Non a caso anche la conversazione con le simpatiche e attempate cuoche si svolge esclusivamente in russo e i commenti delle tre donne sui manifestanti di Kiev e sulla richiesta di adesione dell’Ucraina all’Unione Europea sono ben poco benevoli. Continuiamo a chiacchierare mentre consumiamo pel’meni, carne, patate, birra e infine un pesante pirožok, la tipica pastella ripiena, tipico cibo russo che può essere ripieno di carne, patate, cavolo o, come in questo caso, frutta.
Sazi, ci ritiriamo a dormire presto per essere il più in forma possibile nelle ultimissime tappe che ci separano dalla destinazione.

Ritorno a Volgograd – Giorno 3 sera

Una barricata in piazza Majdan.

Dopo esserci installati nel tardo pomeriggio all’hotel Slavutyč di Kiev, decidiamo di recarci in centro a vedere con i nostri occhi cosa succede nell’area di piazza dell’Indipendenza, nota come Majdan, cuore del presidio antigovernativo. Saggiamente decidiamo di lasciare il nostro Daily nel sicuro parcheggio dell’albergo e utilizziamo i mezzi pubblici, che come in tutti i paesi dell’ex Urss sono molto funzionali e anche economici (basti pensare che con l’equivalente di un euro acquistiamo le sei corse in metropolitana per l’andata e il ritorno). Già durante il viaggio incontriamo diversi manifestanti con bandiere ucraine o delle forze politiche di opposizione. Giunti alla fermata Teatral’na assistiamo ad un evento curioso che per certi aspetti ricorda un flash-mob. Ma probabilmente non si tratta di uno degli eventi estemporanei di moda in Occidente organizzati da ragazzi tramite social network: protagonisti sono infatti tantissimi anziani, alcuni dei quali in costumi tipici, che ballano abilmente musiche tradizionali suonate da musicisti di strada.

Usciamo all’aperto e ci imbattiamo nella prima barricata che blocca la via principale impedendo a veicoli, polizia e malintenzionati il transito verso piazza Majdan. Prima di recarci in quella direzione, tuttavia, ci rechiamo dalla parte opposta a sincerarci delle condizioni della statua di Lenin di Piazza del Mercato Bessarabia, recentemente abbattuta dai manifestanti: i resti del monumento sono ormai stati rimossi e sul piedistallo vuoto campeggiano due bandiere di forze politiche di estrema destra.
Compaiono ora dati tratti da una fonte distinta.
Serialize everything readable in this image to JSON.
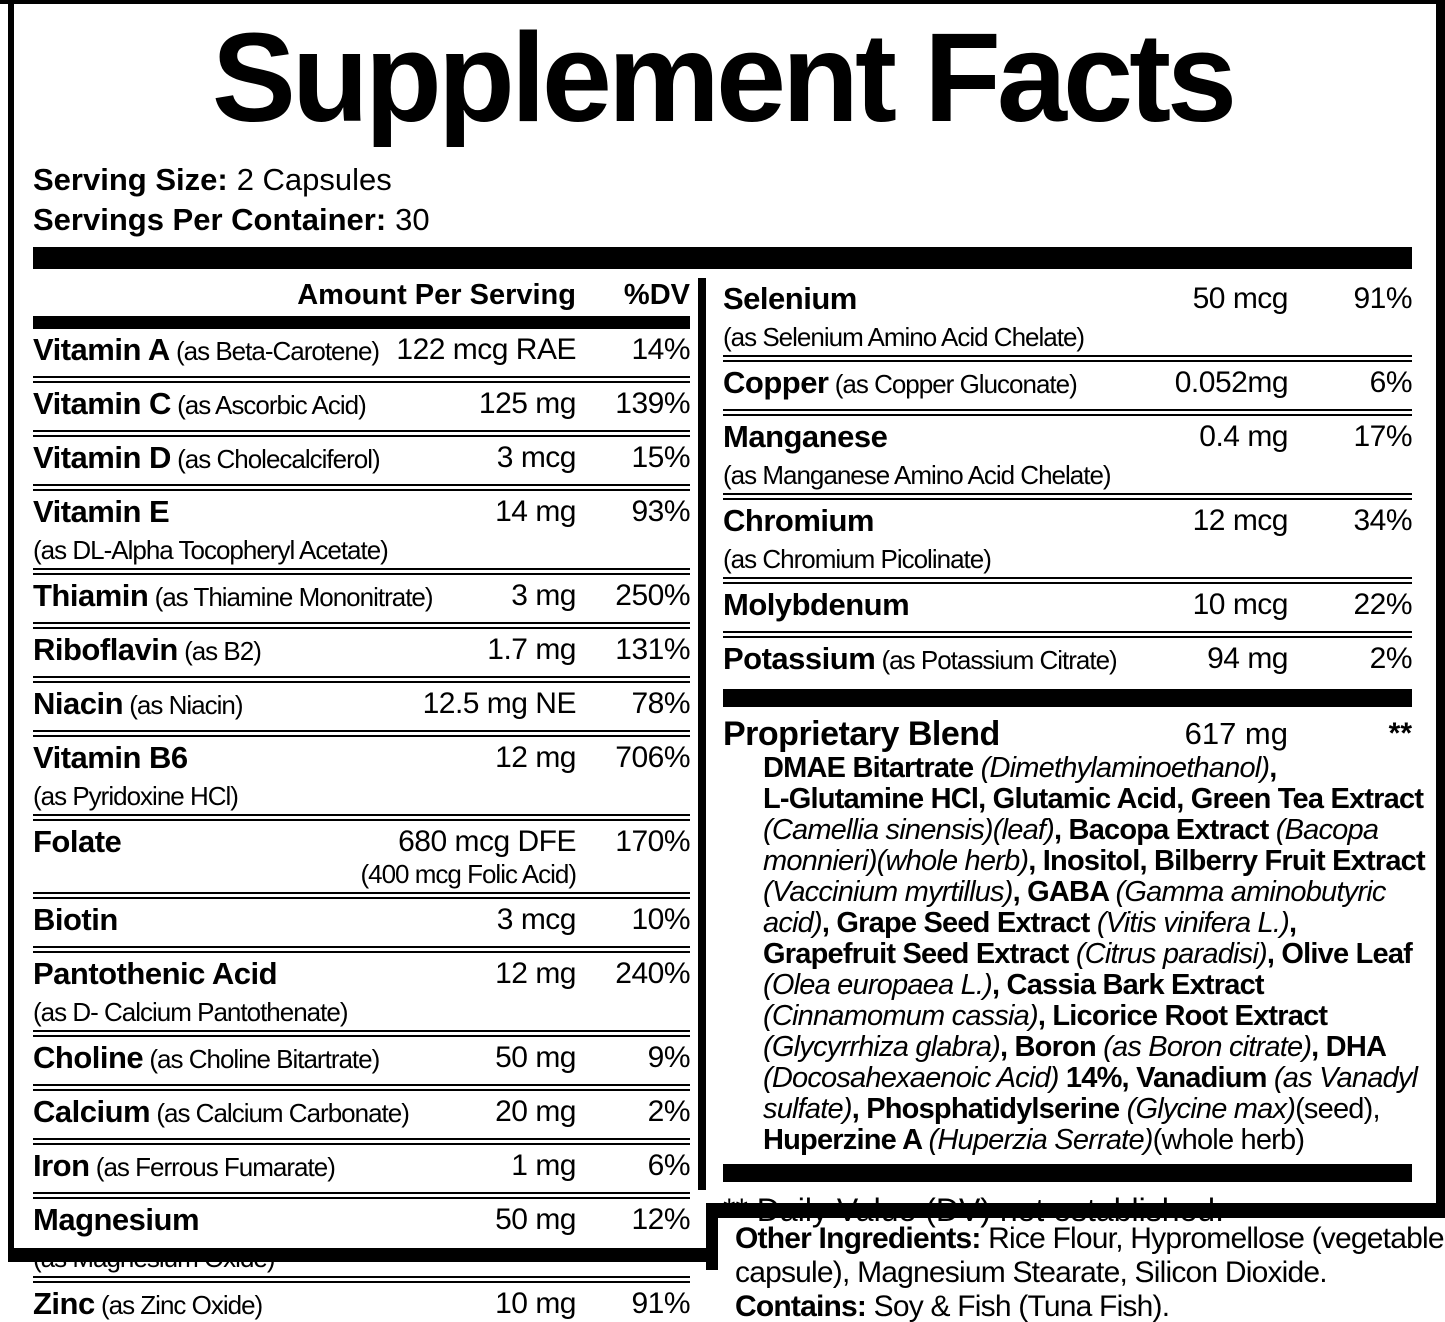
{
  "colors": {
    "text": "#000000",
    "background": "#ffffff"
  },
  "title": "Supplement Facts",
  "serving": {
    "size_label": "Serving Size:",
    "size_value": "2 Capsules",
    "container_label": "Servings Per Container:",
    "container_value": "30"
  },
  "table": {
    "header": {
      "amount": "Amount Per Serving",
      "dv": "%DV"
    },
    "left_rows": [
      {
        "name": "Vitamin A",
        "form": "(as Beta-Carotene)",
        "amount": "122 mcg RAE",
        "dv": "14%"
      },
      {
        "name": "Vitamin C",
        "form": "(as Ascorbic Acid)",
        "amount": "125 mg",
        "dv": "139%"
      },
      {
        "name": "Vitamin D",
        "form": "(as Cholecalciferol)",
        "amount": "3 mcg",
        "dv": "15%"
      },
      {
        "name": "Vitamin E",
        "sub": "(as DL-Alpha Tocopheryl Acetate)",
        "amount": "14 mg",
        "dv": "93%"
      },
      {
        "name": "Thiamin",
        "form": "(as Thiamine Mononitrate)",
        "amount": "3 mg",
        "dv": "250%"
      },
      {
        "name": "Riboflavin",
        "form": "(as B2)",
        "amount": "1.7 mg",
        "dv": "131%"
      },
      {
        "name": "Niacin",
        "form": "(as Niacin)",
        "amount": "12.5 mg NE",
        "dv": "78%"
      },
      {
        "name": "Vitamin B6",
        "sub": "(as Pyridoxine HCl)",
        "amount": "12 mg",
        "dv": "706%"
      },
      {
        "name": "Folate",
        "amount": "680 mcg DFE",
        "amount_sub": "(400 mcg Folic Acid)",
        "dv": "170%"
      },
      {
        "name": "Biotin",
        "amount": "3 mcg",
        "dv": "10%"
      },
      {
        "name": "Pantothenic Acid",
        "sub": "(as D- Calcium Pantothenate)",
        "amount": "12 mg",
        "dv": "240%"
      },
      {
        "name": "Choline",
        "form": "(as Choline Bitartrate)",
        "amount": "50 mg",
        "dv": "9%"
      },
      {
        "name": "Calcium",
        "form": "(as Calcium Carbonate)",
        "amount": "20 mg",
        "dv": "2%"
      },
      {
        "name": "Iron",
        "form": "(as Ferrous Fumarate)",
        "amount": "1 mg",
        "dv": "6%"
      },
      {
        "name": "Magnesium",
        "sub": "(as Magnesium Oxide)",
        "amount": "50 mg",
        "dv": "12%"
      },
      {
        "name": "Zinc",
        "form": "(as Zinc Oxide)",
        "amount": "10 mg",
        "dv": "91%"
      }
    ],
    "right_rows": [
      {
        "name": "Selenium",
        "sub": "(as Selenium Amino Acid Chelate)",
        "amount": "50 mcg",
        "dv": "91%"
      },
      {
        "name": "Copper",
        "form": "(as Copper Gluconate)",
        "amount": "0.052mg",
        "dv": "6%"
      },
      {
        "name": "Manganese",
        "sub": "(as Manganese Amino Acid Chelate)",
        "amount": "0.4 mg",
        "dv": "17%"
      },
      {
        "name": "Chromium",
        "sub": "(as Chromium Picolinate)",
        "amount": "12 mcg",
        "dv": "34%"
      },
      {
        "name": "Molybdenum",
        "amount": "10 mcg",
        "dv": "22%"
      },
      {
        "name": "Potassium",
        "form": "(as Potassium Citrate)",
        "amount": "94 mg",
        "dv": "2%"
      }
    ]
  },
  "proprietary_blend": {
    "name": "Proprietary Blend",
    "amount": "617 mg",
    "dv": "**",
    "lines": [
      [
        {
          "t": "DMAE Bitartrate ",
          "b": 1
        },
        {
          "t": "(Dimethylaminoethanol)",
          "i": 1
        },
        {
          "t": ",",
          "b": 1
        }
      ],
      [
        {
          "t": "L-Glutamine HCl, Glutamic Acid, Green Tea Extract",
          "b": 1
        }
      ],
      [
        {
          "t": "(Camellia sinensis)(leaf)",
          "i": 1
        },
        {
          "t": ", Bacopa Extract ",
          "b": 1
        },
        {
          "t": "(Bacopa",
          "i": 1
        }
      ],
      [
        {
          "t": "monnieri)(whole herb)",
          "i": 1
        },
        {
          "t": ", Inositol, Bilberry Fruit Extract",
          "b": 1
        }
      ],
      [
        {
          "t": "(Vaccinium myrtillus)",
          "i": 1
        },
        {
          "t": ", GABA ",
          "b": 1
        },
        {
          "t": "(Gamma aminobutyric",
          "i": 1
        }
      ],
      [
        {
          "t": "acid)",
          "i": 1
        },
        {
          "t": ", Grape Seed Extract ",
          "b": 1
        },
        {
          "t": "(Vitis vinifera L.)",
          "i": 1
        },
        {
          "t": ",",
          "b": 1
        }
      ],
      [
        {
          "t": "Grapefruit Seed Extract ",
          "b": 1
        },
        {
          "t": "(Citrus paradisi)",
          "i": 1
        },
        {
          "t": ", Olive Leaf",
          "b": 1
        }
      ],
      [
        {
          "t": "(Olea europaea L.)",
          "i": 1
        },
        {
          "t": ", Cassia Bark Extract",
          "b": 1
        }
      ],
      [
        {
          "t": "(Cinnamomum cassia)",
          "i": 1
        },
        {
          "t": ", Licorice Root Extract",
          "b": 1
        }
      ],
      [
        {
          "t": "(Glycyrrhiza glabra)",
          "i": 1
        },
        {
          "t": ", Boron ",
          "b": 1
        },
        {
          "t": "(as Boron citrate)",
          "i": 1
        },
        {
          "t": ", DHA",
          "b": 1
        }
      ],
      [
        {
          "t": "(Docosahexaenoic Acid)",
          "i": 1
        },
        {
          "t": " 14%, Vanadium ",
          "b": 1
        },
        {
          "t": "(as Vanadyl",
          "i": 1
        }
      ],
      [
        {
          "t": "sulfate)",
          "i": 1
        },
        {
          "t": ", Phosphatidylserine ",
          "b": 1
        },
        {
          "t": "(Glycine max)",
          "i": 1
        },
        {
          "t": "(seed),"
        }
      ],
      [
        {
          "t": "Huperzine A ",
          "b": 1
        },
        {
          "t": "(Huperzia Serrate)",
          "i": 1
        },
        {
          "t": "(whole herb)"
        }
      ]
    ]
  },
  "footnote": "** Daily Value (DV) not established.",
  "other_ingredients": {
    "lines": [
      [
        {
          "t": "Other Ingredients: ",
          "b": 1
        },
        {
          "t": "Rice Flour, Hypromellose (vegetable"
        }
      ],
      [
        {
          "t": "capsule), Magnesium Stearate, Silicon Dioxide."
        }
      ],
      [
        {
          "t": "Contains: ",
          "b": 1
        },
        {
          "t": "Soy & Fish (Tuna Fish)."
        }
      ]
    ]
  }
}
Lì assistiamo ad un pesante diverbio tra alcuni dimostranti e un automobilista: quest’ultimo si ferma ad inveire contro i presenti (noi compresi!), accusandoli di essere dei vandali fascisti, ottenendo per tutta risposta un lancio di bottiglie contro il proprio veicolo.

Torniamo a ritroso verso piazza Majdan e man mano che ci avviciniamo troviamo sempre più gente accampata in una diffusa e organizzata tendopoli che occupa gran parte dell’area centrale della città. Numerose altre barricate, fatte di blocchi di neve ghiacciata, pali, casse di legno, cartelli, pneumatici e oggettistica varia, sbarrano tutte le vie di accesso alla piazza, comprese scalinate e sottopassaggi della metropolitana. I varchi nelle barricate, rigorosamente pedonali, sono presidiati da energumeni in tuta mimetica e spesso con il volto coperto. In piazza Majdan è in corso la conclusione della manifestazione odierna e su un palco si alternano comizi ed esibizioni di gruppi musicali.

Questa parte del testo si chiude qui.